Nicht repräsentativ

… und doch interessant: Eindrücke einer Haussuche in Plymouth.

Wohnungssuche ist wie Purzelbäume machen: man geht mit dem Kopf Richtung Boden und -bei aller Körperkontrolle- muss man ab einem gewissen Punkt einfach loslassen und rollen. Die Welt dreht sich für einen Augenblick und kommt wieder zur Ruhe. Man steht wieder auf, sieht sich um und schätzt ein, wie weit man gekommen ist.

Wir haben noch nicht eingeschätzt, doch mehr als einen Purzelbaum dieses Wochenende geschlagen.

Spät?

Haussuche ist ein schnelllebiges Geschäft. Dennoch war der Vorlauf spät bemessen, erst am Dienstag Termine für den Samstag, vermutlich dem Hauptbesichtigungstag für Wohnungen, auszumachen. Ein Makler war sogar schon voll belegt. Da unsere Vorauswahl viel zu groß war für nur einen Besichtigungstag und wir im Vorfeld kein absolutes Lieblingshaus identifiziert hatten, war das nicht tragisch. Unser Ansatz lautete, eine gewisse Bandbreite an Preis, Wohnviertel und Typ abzudecken. Das ist uns relativ gut gelungen. Von Neubau bis mindestens 130 Jahre alt, von Wohnung bis zum Vierzimmerhaus war alles dabei.

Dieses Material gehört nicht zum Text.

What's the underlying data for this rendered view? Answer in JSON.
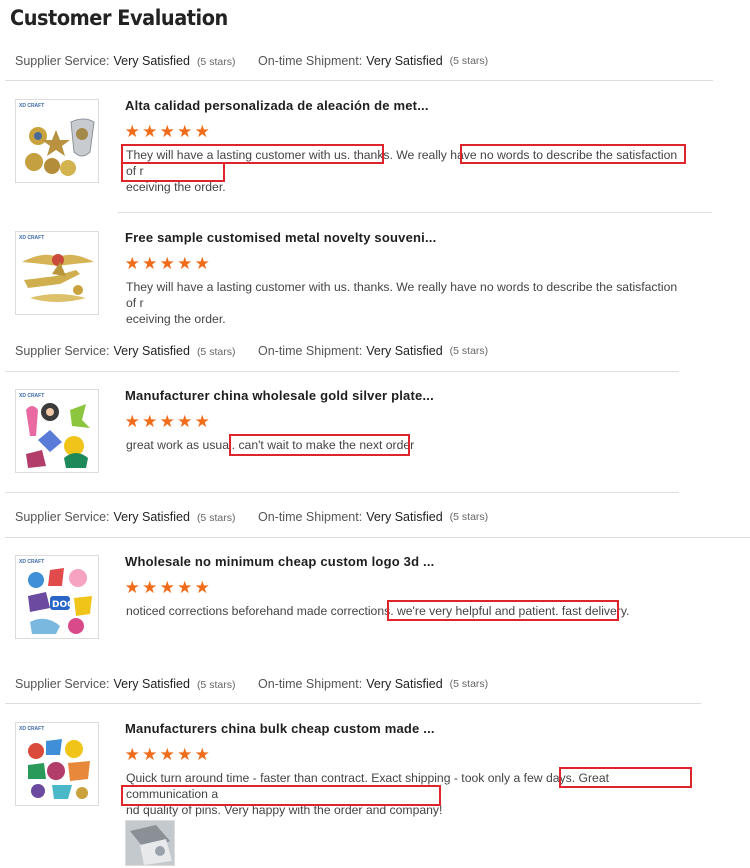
{
  "page": {
    "title": "Customer Evaluation"
  },
  "labels": {
    "supplier_service": "Supplier Service:",
    "ontime_shipment": "On-time Shipment:",
    "very_satisfied": "Very Satisfied",
    "five_stars": "(5 stars)"
  },
  "reviews": [
    {
      "product": "Alta calidad personalizada de aleación de met...",
      "rating": 5,
      "text": "They will have a lasting customer with us. thanks. We really have no words to describe the satisfaction of receiving the order.",
      "text_line1": "They will have a lasting customer with us. thanks. We really have no words to describe the satisfaction of r",
      "text_line2": "eceiving the order."
    },
    {
      "product": "Free sample customised metal novelty souveni...",
      "rating": 5,
      "text_line1": "They will have a lasting customer with us. thanks. We really have no words to describe the satisfaction of r",
      "text_line2": "eceiving the order."
    },
    {
      "product": "Manufacturer china wholesale gold silver plate...",
      "rating": 5,
      "text_line1": "great work as usual. can't wait to make the next order"
    },
    {
      "product": "Wholesale no minimum cheap custom logo 3d ...",
      "rating": 5,
      "text_line1": "noticed corrections beforehand made corrections. we're very helpful and patient. fast delivery."
    },
    {
      "product": "Manufacturers china bulk cheap custom made ...",
      "rating": 5,
      "text_line1": "Quick turn around time - faster than contract. Exact shipping - took only a few days. Great communication a",
      "text_line2": "nd quality of pins. Very happy with the order and company!"
    }
  ],
  "colors": {
    "star": "#f06c1b",
    "highlight_box": "#e0242c",
    "divider": "#dddddd"
  },
  "icons": {
    "star": "star-icon",
    "brand_logo": "xd-craft-logo"
  }
}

Generalstabsmäßige Planung ist Pflicht, schließlich müssen wir für eine Besichtigung 260 Meilen (um die 420km) überwinden. Da lohnt es, nicht wegen jedes Hauses einzeln zu fahren;-)

Dieser Februar spielt uns in die Hände, der Vorfrühling gibt Schwung in die Beine, denn braucht man auch. Am Ende haben wir 4 Häuser und 2 Wohnungen besichtigt. Wir haben drei Makler kennen gelernt, einer davon Britisch, einer Portugiese mit englischer Ehefrau und eine Russin, die schon als Kind nach England kam.
Für eine Besichtigung ist nicht viel Zeit vonnöten, 10-15 Minuten reichen aus, doch muss man von A nach B kommen, die Adresse finden und das Ganze verdauen. Am Abend weiß man, was man gemacht hat.

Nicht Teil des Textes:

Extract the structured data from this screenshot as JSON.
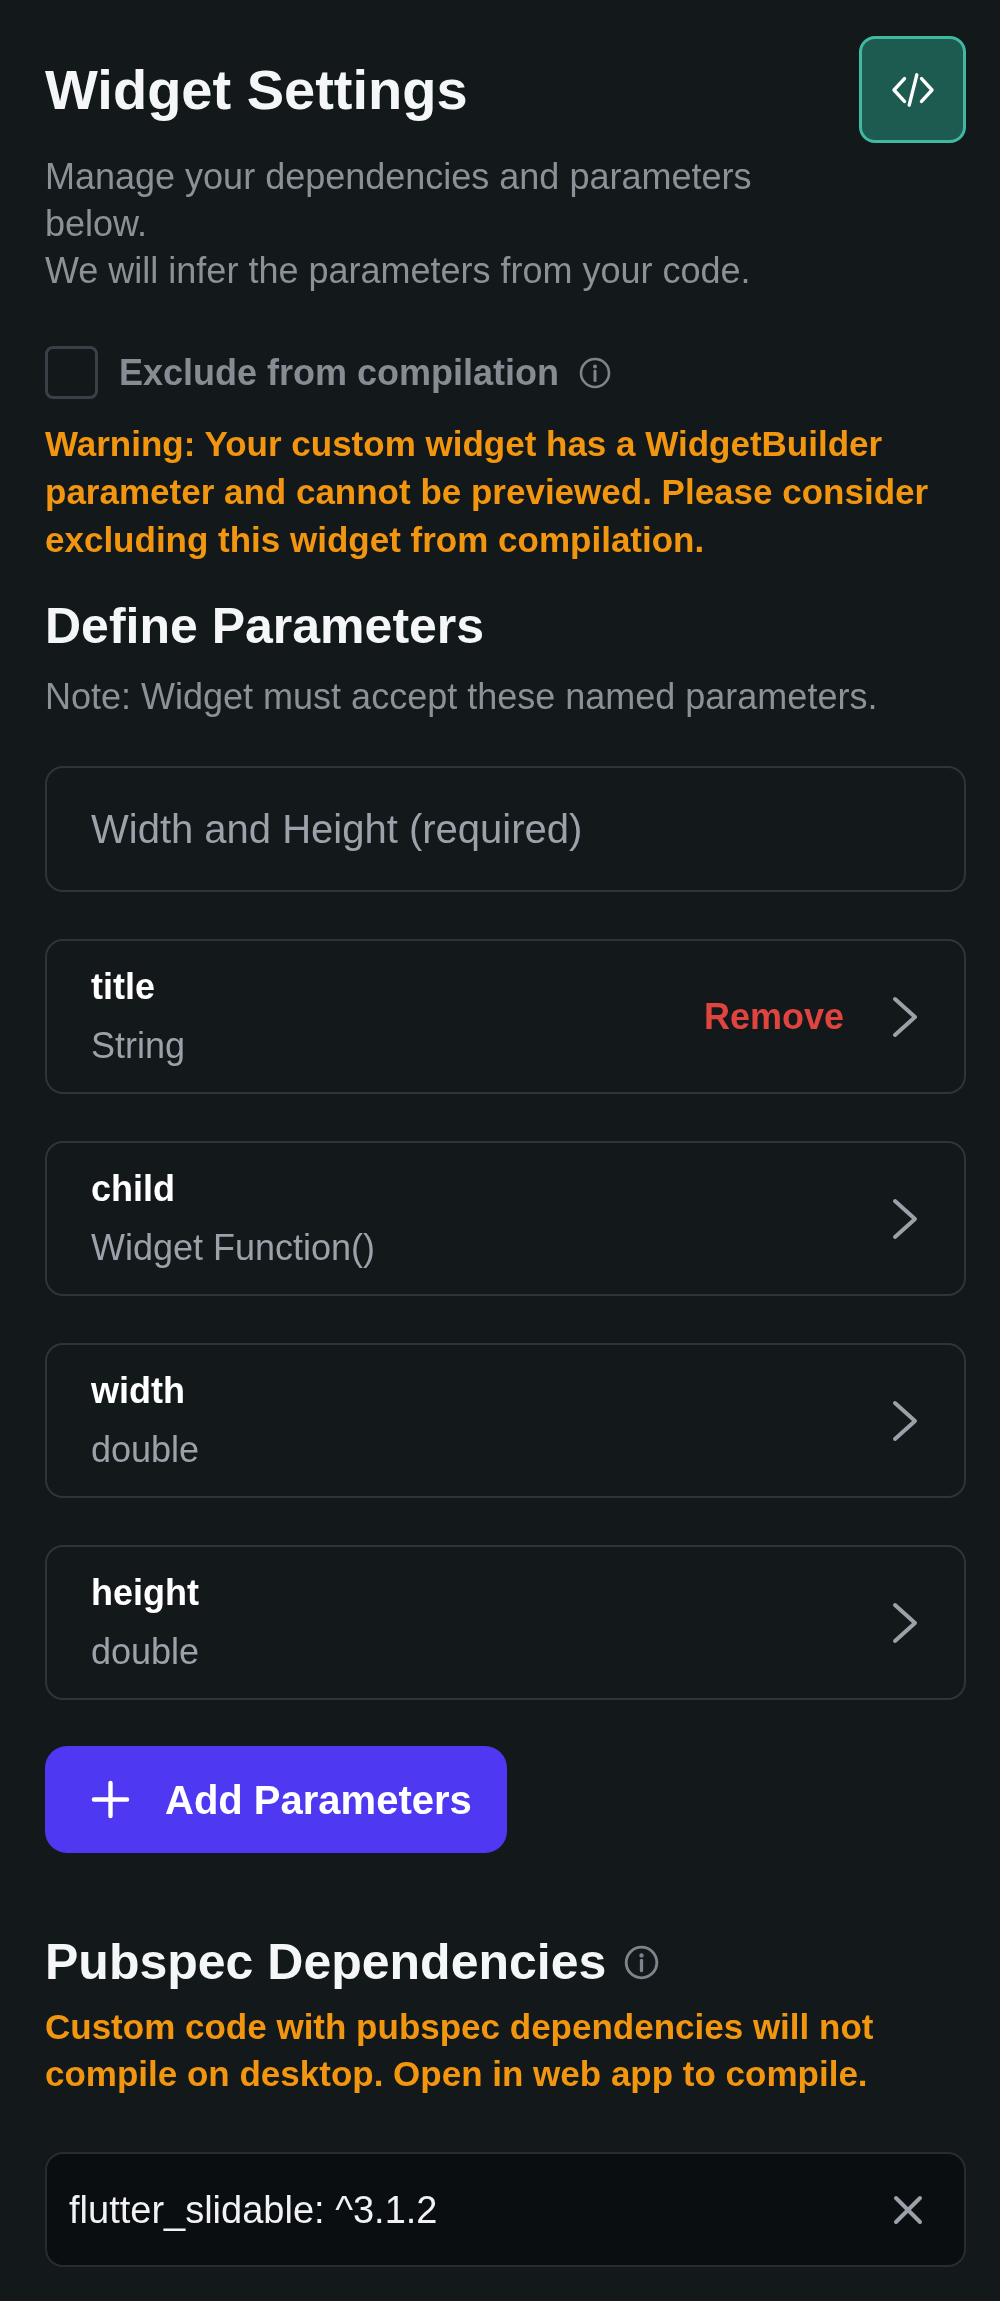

Was haben wir gesehen? Plymouth ist sehr dicht und kleinteilig bebaut. Das englische “Reihenhaus” überwiegt. Reihenhaus steht in Anführungszeichen, denn oft besteht eine Einheit nicht wie in Deutschland aus 4-8 Häusern, sondern umfasst eine ganze Straße. Das ergibt schnell mal 10-20 und mehr einstöckige Häuser, die aneinandergeklebt sind. Der generelle Eindruck der Stadt vermittelt dadurch die Größe von Bonn, obwohl Bonn weitaus mehr Einwohnende hat. Gewiss, in Bonn sind beide Seiten des Rheins bewohnt, das streckt das Weichbild einer Stadt. Hier verhindert das Meer eine doppelseitige Besiedelung.
Auf der anderen Seite des Ärmelkanals liegt zwar das bewohnbare Gebiet Frankreich, doch setzt sich Plymouth dort natürlich nicht fort. Obwohl Nordfrankreich, historisch gesehen, schon des Öfteren zur englischen Krone gehört hat und umgekehrt Franzosen, Niederländer und Deutsche auf dem Londoner Thron gesessen haben. Zu Doppelstädten, hüben und drüben des Kanals ist es nie gekommen, dazu ist er viel zu breit.

Ins Detail

Unser erstes Haus liegt am Hang, die Geographie der Stadt ist bergig. Leider am “falschen” Hang, landeinwärts, Seeblick kann man keinen erwarten, doch die Steile der Straße lässt ein gewisses San Franzisko Gefühl hochkommen. Das Haus liegt in einer einfachen Gegend, doch nicht unfreundlich.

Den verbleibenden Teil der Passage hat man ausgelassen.